Die Felgen verbogen, der Sattel fehlt: In vielen Städten in Rheinland-Pfalz blockieren verlassene, schrottreife Räder die knappen Abstellplätze. Sie zu beseitigen ist gar nicht so leicht.

Video herunterladen (11,1 MB | MP4)

Wer beim Anblick verstaubter, verrosteter und ausgeschlachteter Drahtesel am liebsten zu Flex oder Bolzenschneider greifen will, um das Teil zu entsorgen, sei gewarnt: Das ist Diebstahl! Denn auch ein Schrottrad ist zunächst einmal fremdes Eigentum.

Die Stadt Koblenz greift deshalb zu anderen Mitteln: Sie markiert offensichlich besitzerlose oder schwer beschädigte Räder mit einer orangen Banderole. Im Text wird die Besitzerin/der Besitzer aufgefordert, das Fahrrad bis zu einem bestimmten Datum zu entfernen.
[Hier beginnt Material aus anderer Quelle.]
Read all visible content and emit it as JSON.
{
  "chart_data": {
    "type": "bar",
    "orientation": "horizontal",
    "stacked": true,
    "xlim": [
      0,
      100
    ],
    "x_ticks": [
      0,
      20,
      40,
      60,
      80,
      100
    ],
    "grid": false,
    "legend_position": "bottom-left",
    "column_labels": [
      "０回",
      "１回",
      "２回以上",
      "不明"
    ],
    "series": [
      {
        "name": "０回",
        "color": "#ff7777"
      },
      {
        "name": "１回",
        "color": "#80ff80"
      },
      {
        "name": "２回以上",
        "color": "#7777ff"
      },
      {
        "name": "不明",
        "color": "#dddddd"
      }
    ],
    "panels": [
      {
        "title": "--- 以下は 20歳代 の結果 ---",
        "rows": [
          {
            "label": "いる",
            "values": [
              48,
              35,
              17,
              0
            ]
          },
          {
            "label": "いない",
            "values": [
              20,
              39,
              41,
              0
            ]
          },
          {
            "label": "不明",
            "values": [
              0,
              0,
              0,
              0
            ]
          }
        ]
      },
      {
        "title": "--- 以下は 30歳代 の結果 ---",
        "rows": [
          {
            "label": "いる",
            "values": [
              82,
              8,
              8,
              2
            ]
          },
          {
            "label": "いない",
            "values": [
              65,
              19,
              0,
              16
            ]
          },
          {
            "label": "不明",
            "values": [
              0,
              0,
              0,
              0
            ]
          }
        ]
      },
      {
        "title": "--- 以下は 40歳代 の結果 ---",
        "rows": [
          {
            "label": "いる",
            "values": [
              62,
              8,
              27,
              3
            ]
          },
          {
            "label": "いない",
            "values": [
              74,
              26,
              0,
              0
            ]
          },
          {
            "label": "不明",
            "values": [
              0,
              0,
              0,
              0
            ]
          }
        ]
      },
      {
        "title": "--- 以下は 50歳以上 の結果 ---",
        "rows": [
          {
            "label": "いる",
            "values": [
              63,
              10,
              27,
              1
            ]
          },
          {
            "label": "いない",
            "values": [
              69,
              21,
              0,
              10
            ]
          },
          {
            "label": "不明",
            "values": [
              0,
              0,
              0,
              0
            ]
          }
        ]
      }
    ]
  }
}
In der Regel seien das vier Wochen, sagt Thomas Knaak, Pressesprecher der Stadt. "Steht das Rad nach vier Wochen immer noch da, wird geräumt", so Knaak. Dann rücken Mitarbeiter des Kommunalen Servicebetriebs mit Bolzenschneider und Flex an.

Trauriger Anblick: Ein verwahrlostes Rad am Koblenzer Bahnhof (Foto: SWR, Michael Eiden)
Trauriger Anblick: Ein offenbar besitzerloses und beschädigtes Rad am Koblenzer Hauptbahnhof. Das Ordnungsamt markiert immer wieder solche Räder mit der Aufforderung, sie zu entfernen. Bild in Detailansicht öffnen
Schrottreife Fahrräder türmen sich auf einem Haufen am Kapuzinerplatz in Koblenz (Foto: SWR, Michael Eiden)
Diese Ansammlung verlassener und meist schrottreifer Fahrräder türmt sich am Kapuzinerplatz in Koblenz. Bild in Detailansicht öffnen
Von der Stadt Koblenz markierte Räder am Hapftbahnhof (Foto: SWR, Michael Eiden)
Die mit orangen Banderolen markierten Räder stehen schon lange am Koblenzer Hauptbahnhof. Werden sie nicht innerhalb von vier Wochen abgeholt, landen sie bei gutem Zustand im Fundbüro oder bei schlechtem Zustand im Schrottcontainer. Bild in Detailansicht öffnen
Schrottrad mit Banderole. Besitzer wird aufgefordert, es binnen vier Wochen zu entfernen. (Foto: SWR, Michael Eiden)
Wenn die Besitzerin oder der Besitzer das Rad nicht abholen, werden die Schlösser genackt und der kommunale Servicedienst nimmt es mit. Brauchbare Räder werden zweimal im Jahr vom Fundbüro versteigert. Bild in Detailansicht öffnen

Schrotträder nerven Fußgänger und Radfahrer

Die Schrotträder blockieren zahlreiche Fahrradständer in der Stadt, wie Bilder eines regelrechten "Schrott-Turms" vom Kapuzinerplatz in Koblenz zeigen. Neben Fußgängern, die über die "Radleichen" auf den Bürgersteigen stolpern, ärgern sich auch viele Radfahrerinnen und Radfahrer, weil ihnen Platz zum Anketten ihrer Bikes fehlt.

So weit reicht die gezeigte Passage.